Re: Scanners using netcraft?

[mike.johnson () GD-CS COM (Mike Johnson)]

-----BEGIN PGP SIGNED MESSAGE-----
Hash: SHA1

At 12:22 AM 1/5/00 -0800, you wrote:

> My questions for the list:
> 1. is netcraft.com being used it some mass scan for a httpd related
> or other remote overflow?

If it's not already, it should be.  It's not that difficult to punch
an httpd version into netcraft.com and wait for a list of vulnerable
servers.  Meaning, if one does a search for an ancient version of
Apache, there's a decent chance that the server is vulnerable.

On the other hand, I know Attrition's aget uses netcraft.com.  Did
your friend make Attrition's list of defaced pages?

> 2. Is Mandrake 6 obviously vulnerable to something I'm not aware of?

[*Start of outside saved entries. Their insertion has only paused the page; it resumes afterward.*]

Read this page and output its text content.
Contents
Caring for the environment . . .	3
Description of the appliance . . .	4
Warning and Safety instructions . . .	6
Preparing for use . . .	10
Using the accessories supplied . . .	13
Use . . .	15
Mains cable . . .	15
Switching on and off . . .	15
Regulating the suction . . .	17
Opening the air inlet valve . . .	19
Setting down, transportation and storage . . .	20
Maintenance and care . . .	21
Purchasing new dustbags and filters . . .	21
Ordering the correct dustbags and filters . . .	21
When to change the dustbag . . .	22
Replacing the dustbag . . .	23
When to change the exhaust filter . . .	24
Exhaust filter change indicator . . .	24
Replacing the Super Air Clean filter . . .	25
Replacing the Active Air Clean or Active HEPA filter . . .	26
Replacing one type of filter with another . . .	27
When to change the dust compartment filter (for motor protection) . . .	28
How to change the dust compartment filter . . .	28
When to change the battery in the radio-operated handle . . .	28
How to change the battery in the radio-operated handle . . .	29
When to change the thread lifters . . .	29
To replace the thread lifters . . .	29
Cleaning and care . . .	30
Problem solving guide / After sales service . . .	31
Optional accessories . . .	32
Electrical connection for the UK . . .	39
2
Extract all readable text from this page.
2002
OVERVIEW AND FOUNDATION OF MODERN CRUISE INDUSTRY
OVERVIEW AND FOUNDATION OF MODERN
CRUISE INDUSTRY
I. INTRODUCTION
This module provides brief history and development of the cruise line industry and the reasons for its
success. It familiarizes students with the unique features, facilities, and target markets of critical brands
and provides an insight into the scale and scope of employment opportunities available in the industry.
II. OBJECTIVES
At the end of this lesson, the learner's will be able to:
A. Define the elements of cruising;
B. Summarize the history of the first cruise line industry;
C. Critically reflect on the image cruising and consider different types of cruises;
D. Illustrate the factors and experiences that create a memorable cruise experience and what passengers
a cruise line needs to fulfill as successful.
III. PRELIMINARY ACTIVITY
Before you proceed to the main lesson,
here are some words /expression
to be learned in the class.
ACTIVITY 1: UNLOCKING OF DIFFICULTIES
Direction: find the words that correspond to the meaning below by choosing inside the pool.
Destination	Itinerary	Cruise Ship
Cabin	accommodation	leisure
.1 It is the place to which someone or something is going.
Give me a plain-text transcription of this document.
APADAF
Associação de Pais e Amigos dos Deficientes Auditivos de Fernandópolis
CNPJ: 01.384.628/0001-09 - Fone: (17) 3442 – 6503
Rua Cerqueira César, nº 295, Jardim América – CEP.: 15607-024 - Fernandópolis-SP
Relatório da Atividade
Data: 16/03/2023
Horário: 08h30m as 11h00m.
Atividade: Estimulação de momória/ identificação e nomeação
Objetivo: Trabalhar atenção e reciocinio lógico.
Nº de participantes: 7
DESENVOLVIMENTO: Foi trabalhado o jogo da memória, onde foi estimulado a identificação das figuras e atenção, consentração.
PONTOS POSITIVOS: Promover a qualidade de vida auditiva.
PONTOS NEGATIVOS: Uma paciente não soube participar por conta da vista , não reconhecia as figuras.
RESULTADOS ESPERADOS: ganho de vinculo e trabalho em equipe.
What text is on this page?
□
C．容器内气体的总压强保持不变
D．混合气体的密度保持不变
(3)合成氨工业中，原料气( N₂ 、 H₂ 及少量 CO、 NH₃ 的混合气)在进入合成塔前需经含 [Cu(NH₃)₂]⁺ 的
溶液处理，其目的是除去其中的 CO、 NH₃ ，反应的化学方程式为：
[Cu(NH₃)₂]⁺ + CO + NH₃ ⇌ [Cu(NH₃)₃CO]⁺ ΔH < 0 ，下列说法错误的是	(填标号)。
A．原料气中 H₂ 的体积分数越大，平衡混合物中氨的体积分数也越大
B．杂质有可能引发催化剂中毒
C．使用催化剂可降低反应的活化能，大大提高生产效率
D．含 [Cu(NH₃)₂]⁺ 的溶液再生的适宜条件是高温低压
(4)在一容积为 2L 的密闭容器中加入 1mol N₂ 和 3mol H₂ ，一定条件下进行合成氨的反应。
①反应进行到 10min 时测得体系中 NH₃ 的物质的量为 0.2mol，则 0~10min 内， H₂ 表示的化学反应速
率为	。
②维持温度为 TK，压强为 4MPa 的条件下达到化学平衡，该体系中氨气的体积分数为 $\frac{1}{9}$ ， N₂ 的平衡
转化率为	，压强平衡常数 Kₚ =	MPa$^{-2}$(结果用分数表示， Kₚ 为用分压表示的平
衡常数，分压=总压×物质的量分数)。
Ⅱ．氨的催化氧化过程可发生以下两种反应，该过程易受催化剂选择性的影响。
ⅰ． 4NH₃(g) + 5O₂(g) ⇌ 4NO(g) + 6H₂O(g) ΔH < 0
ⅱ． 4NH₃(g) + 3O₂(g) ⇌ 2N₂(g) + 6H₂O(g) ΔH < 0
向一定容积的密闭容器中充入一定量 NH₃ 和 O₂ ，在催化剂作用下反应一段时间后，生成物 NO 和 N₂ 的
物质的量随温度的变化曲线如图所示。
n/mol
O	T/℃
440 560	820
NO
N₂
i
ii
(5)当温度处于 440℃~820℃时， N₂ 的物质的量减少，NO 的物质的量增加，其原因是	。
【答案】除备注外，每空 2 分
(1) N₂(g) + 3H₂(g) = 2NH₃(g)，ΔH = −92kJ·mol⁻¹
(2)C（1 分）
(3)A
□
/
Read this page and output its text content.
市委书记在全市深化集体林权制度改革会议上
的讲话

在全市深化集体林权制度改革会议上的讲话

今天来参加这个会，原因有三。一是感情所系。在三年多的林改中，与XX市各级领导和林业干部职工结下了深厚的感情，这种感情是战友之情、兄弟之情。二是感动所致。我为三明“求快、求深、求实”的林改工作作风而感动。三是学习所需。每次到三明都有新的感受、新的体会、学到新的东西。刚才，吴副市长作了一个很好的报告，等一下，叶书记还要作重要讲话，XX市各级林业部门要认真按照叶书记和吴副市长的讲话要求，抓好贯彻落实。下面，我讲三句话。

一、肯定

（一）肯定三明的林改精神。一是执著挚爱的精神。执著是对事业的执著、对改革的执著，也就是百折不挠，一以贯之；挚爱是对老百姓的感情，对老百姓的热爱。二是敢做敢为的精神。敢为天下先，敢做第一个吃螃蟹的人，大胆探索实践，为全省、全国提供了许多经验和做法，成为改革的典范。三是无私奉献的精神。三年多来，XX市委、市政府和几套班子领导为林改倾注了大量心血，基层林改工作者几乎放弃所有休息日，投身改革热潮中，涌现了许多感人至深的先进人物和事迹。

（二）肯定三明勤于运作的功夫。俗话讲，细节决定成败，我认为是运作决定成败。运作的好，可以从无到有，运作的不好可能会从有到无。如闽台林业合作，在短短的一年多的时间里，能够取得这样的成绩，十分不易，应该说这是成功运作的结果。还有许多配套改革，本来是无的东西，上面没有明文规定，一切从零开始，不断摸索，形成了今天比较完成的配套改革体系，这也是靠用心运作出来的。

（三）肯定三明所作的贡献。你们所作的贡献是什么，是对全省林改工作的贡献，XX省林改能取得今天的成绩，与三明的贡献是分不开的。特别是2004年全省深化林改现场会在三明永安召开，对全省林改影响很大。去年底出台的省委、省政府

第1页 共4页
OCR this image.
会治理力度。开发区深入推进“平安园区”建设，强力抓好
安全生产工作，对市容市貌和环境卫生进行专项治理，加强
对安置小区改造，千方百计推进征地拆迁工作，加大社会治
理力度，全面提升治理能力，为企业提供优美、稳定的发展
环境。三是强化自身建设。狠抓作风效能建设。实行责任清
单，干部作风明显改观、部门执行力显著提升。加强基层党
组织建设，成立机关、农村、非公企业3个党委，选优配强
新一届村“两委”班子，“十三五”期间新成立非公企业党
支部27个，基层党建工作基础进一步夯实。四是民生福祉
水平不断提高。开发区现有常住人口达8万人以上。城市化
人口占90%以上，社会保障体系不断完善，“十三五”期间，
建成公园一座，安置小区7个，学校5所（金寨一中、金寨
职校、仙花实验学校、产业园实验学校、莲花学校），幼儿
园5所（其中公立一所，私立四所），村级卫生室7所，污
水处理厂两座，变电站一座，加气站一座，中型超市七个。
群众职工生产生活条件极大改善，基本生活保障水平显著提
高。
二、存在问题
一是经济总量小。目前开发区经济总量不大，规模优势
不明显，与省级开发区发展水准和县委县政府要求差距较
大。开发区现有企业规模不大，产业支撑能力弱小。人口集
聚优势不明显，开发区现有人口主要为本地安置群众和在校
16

If your friend didn't update, then there's a lot of holes.
http://www.linux-mandrake.com/en/fupdates.php3
will answer all.  It depends on what software was installed/running.
There's remote root holes (assuming that you didn't already check
this).

> Thanks,
>    Mike
>    Security and stuff. Hire me.

Mike

-----BEGIN PGP SIGNATURE-----
Version: PGPfreeware 6.5.2 for non-commercial use <http://www.pgp.com>

iQA/AwUBOHOFR84uRYBTQkEoEQIu8ACfSa3mexMRvkcP4RBIdEDwCPk4rPcAn28K
p+C4C54LF2RrRLyNt+10waBa
=juLT
-----END PGP SIGNATURE-----

--
Mike Johnson - mike.johnson () gd-cs com
Network Engineer - New Technology Group
General Dynamics - All opinions are mine, not General Dynamics'.